Going by the decision of the appellate tribunal to allow the Committee of Creditors (CoC) for Binani Cement to consider an offer by Ultratech, even though it came after Dalmia Bharat had been declared the highest bidder for the cement maker, the insolvency process, it would appear, is coming along nicely.
Going by the decision of the appellate tribunal to allow the Committee of Creditors (CoC) for Binani Cement to consider an offer by Ultratech, even though it came after Dalmia Bharat had been declared the highest bidder for the cement maker, the insolvency process, it would appear, is coming along nicely. As this newspaper has argued, adjustments to the legislation would not be out of place, especially if it means banks, and other creditors need to take smaller haircuts. Several changes to the Insolvency and Bankruptcy Code (IBC)—some of them pretty significant—are in the works. A committee looking into this has proposed changes to Section 29A of the IBC, which deals with the ineligibility of buyers to make sure bona fide entities are not disqualified from bidding for a business simply because the rules are too tight. It is a good idea to widen the pool of buyers by not disqualifying all related parties and connected persons.

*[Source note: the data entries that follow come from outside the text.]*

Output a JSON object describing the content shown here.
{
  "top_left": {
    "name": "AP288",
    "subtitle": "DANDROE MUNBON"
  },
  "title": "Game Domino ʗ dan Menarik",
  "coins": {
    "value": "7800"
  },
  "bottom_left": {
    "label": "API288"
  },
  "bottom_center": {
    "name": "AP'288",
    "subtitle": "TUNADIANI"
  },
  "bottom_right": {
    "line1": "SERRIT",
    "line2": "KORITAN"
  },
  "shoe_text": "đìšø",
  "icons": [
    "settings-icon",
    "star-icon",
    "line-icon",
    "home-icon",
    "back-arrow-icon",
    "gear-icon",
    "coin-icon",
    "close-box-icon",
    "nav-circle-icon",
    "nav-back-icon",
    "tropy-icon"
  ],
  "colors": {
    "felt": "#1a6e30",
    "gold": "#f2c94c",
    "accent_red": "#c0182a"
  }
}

Also, ARCs, alternative investment funds, venture capital funds associated with companies that are bankrupt also need to be made eligible.

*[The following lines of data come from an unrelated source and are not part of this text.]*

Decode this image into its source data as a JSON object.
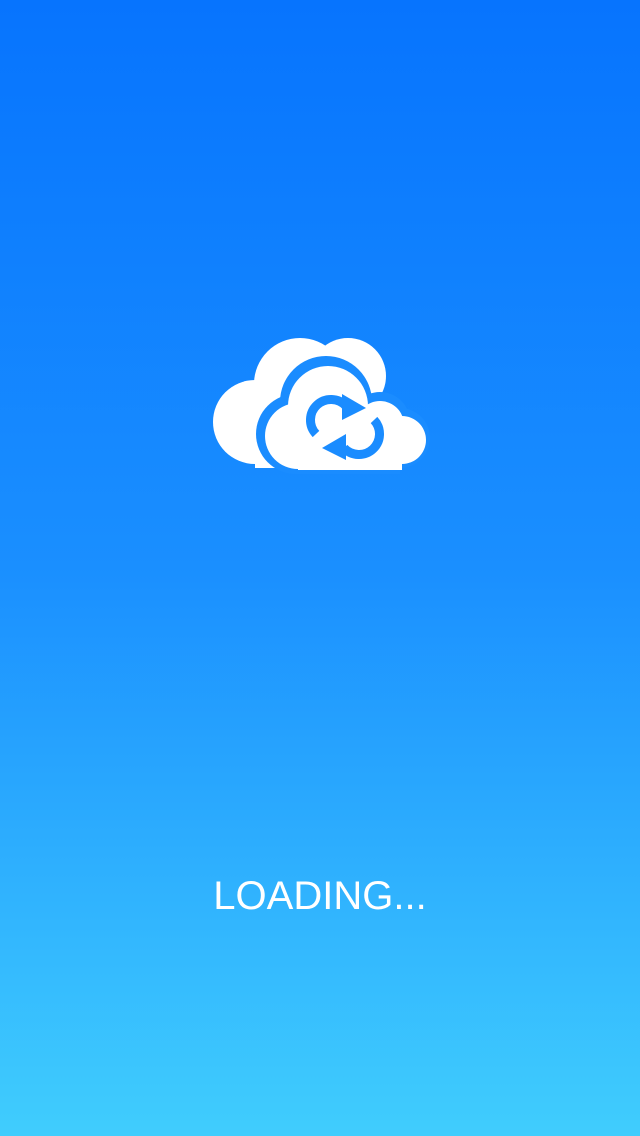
{
  "app": {
    "status_text": "LOADING...",
    "logo_icon": "cloud-sync-icon",
    "colors": {
      "background_top": "#0774fe",
      "background_bottom": "#40cdfd",
      "foreground": "#ffffff",
      "accent": "#1a8cff"
    }
  }
}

An ordinance was issued in November to make sure wilful defaulters weren’t able to regain control of their businesses after banks had taken big hits, and promoters and management of the defaulting company were barred from bidding. These defaulters can, however, bid if they regularise the accounts by paying back their dues. The Essar Steel episode, in which the bids of both Arcelor Mittal and Numetal were discarded after round one, shows the law is being treated with respect. The National Company Law Tribunal (NCLT) must ensure Arcelor Mittal clears the dues of Uttam Galva in which it was a promoter-shareholder. Similarly, Numetal cannot have any ties with the Ruia family, which owned Essar Steel. Else, the process would be reduced to a farce. The reason the rules should be refined is to ensure bankers don’t need to take big haircuts. In a move that will speed up decision-making, the government plans to lower the share of lenders needed to decide whether a company should be turned around or liquidated to 66% or thereabouts from the current 77%. Also, lenders holding equity from an earlier debt recast will not be treated as a related party and can vote on the rescue plan.

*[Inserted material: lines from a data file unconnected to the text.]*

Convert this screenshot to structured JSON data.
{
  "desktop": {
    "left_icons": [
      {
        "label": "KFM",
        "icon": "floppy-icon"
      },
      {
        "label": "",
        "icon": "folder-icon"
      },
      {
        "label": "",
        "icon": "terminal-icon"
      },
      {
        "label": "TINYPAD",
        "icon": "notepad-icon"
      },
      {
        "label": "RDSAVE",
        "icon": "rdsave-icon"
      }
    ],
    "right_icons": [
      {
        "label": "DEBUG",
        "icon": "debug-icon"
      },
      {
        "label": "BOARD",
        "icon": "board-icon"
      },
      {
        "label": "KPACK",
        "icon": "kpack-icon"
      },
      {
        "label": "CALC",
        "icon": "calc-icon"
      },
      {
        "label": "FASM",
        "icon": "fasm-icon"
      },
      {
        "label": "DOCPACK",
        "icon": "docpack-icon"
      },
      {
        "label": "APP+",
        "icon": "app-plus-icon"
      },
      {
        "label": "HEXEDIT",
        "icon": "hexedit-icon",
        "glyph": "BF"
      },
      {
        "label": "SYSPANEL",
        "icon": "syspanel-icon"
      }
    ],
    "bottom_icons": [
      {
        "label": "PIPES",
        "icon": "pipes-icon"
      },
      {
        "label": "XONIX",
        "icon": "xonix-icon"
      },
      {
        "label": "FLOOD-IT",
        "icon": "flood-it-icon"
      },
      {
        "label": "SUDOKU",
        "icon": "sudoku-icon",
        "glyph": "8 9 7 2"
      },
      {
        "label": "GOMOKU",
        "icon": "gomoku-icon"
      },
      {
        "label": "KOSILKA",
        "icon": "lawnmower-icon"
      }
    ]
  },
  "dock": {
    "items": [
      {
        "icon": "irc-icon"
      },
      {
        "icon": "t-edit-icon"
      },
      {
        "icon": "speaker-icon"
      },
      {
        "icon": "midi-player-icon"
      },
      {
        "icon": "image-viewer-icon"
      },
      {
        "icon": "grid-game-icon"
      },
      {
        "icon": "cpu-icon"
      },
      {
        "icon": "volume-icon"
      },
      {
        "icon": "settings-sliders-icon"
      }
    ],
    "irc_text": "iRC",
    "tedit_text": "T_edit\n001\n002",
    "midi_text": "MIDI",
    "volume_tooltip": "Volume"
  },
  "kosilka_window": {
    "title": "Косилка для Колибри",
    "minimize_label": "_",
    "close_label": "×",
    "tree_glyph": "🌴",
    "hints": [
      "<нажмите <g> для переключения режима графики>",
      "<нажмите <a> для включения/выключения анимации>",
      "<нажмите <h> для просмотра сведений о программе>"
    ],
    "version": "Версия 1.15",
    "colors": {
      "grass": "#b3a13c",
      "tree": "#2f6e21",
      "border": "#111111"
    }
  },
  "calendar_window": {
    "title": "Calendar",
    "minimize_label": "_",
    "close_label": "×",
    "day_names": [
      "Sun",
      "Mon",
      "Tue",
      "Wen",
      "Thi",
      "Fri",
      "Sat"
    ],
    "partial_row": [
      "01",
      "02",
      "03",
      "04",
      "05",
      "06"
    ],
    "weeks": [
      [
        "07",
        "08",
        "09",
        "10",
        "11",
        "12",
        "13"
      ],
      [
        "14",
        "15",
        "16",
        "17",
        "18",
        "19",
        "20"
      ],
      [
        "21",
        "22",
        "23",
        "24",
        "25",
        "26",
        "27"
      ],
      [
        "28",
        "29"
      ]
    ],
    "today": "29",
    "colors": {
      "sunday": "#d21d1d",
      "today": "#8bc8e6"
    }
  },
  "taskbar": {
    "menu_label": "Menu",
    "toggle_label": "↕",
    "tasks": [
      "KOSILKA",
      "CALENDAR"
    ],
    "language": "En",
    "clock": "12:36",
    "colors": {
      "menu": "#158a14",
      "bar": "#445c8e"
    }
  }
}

This newspaper has argued against homebuyers being given the status of financial creditors, which would put them on a par with banks and allow them to take builders to the bankruptcy court, because it could prompt other creditors to ask for a similar status, upsetting the hierarchy prescribed in the IBC and also disrupting the resolution process. Homebuyers do deserve justice, but the best way out is to hand over a half-finished project to a builder who would complete it; liquidating the asset would fetch a much smaller sum.